As vaccination rates in the United States have sped up in recent months, on Monday India reported 352,991 new cases, the world’s highest daily caseload, pushing the overall number of cases past 5 million for the month—a figure that some worry still might be an undercount. Short supplies of oxygen in major hospitals and supply backlogs have also hampered the response.
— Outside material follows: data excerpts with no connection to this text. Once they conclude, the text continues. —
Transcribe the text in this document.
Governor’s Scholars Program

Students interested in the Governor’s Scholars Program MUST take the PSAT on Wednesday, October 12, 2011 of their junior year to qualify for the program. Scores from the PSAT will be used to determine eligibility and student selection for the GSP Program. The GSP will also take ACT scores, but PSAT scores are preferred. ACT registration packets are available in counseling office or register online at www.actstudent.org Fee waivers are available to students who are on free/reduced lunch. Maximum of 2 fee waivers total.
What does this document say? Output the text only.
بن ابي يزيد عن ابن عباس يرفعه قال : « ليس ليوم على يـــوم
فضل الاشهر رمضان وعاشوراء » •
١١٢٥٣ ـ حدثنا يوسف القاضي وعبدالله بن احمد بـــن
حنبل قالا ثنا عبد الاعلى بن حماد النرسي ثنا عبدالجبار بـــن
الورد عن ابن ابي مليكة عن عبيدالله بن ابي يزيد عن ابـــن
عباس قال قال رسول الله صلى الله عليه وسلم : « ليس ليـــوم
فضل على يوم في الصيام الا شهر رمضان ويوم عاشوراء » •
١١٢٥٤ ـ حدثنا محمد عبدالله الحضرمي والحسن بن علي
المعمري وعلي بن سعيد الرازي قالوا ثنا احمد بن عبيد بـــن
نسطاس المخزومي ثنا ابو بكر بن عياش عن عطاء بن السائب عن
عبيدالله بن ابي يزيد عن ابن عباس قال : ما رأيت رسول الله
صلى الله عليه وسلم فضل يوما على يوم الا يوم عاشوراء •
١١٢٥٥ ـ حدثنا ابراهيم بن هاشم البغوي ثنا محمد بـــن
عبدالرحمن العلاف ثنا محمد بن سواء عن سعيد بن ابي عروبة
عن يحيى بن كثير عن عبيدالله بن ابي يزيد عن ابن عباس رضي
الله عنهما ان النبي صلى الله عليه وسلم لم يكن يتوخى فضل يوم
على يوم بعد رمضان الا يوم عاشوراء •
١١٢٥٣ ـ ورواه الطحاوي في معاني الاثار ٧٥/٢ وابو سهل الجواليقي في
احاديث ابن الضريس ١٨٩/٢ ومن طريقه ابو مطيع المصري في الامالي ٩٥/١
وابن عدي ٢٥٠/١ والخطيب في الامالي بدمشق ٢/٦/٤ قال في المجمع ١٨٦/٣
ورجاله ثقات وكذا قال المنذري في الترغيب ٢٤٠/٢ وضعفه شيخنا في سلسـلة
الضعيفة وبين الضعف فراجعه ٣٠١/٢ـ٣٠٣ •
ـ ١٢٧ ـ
The surge in the pandemic has also prompted a crackdown on free speech within India, with the government censoring some Twitter posts critical of the response.

The surge has also left U.S. government employees in India in danger, with CNN reporting on Monday that a local outbreak that originated among Indian staff at the embassy in New Delhi has led to more than 100 cases among diplomats and staff. 

The chief of the World Health Organization, Tedros Adhanom Ghebreyesus, warned in a recent op-ed in the New York Times that wealthy countries hoarding the global supply of vaccines will only exacerbate the effects of the pandemic. 

“[H]ere’s the thing about an inferno: If you hose only one part of it, the rest will keep burning,” he wrote.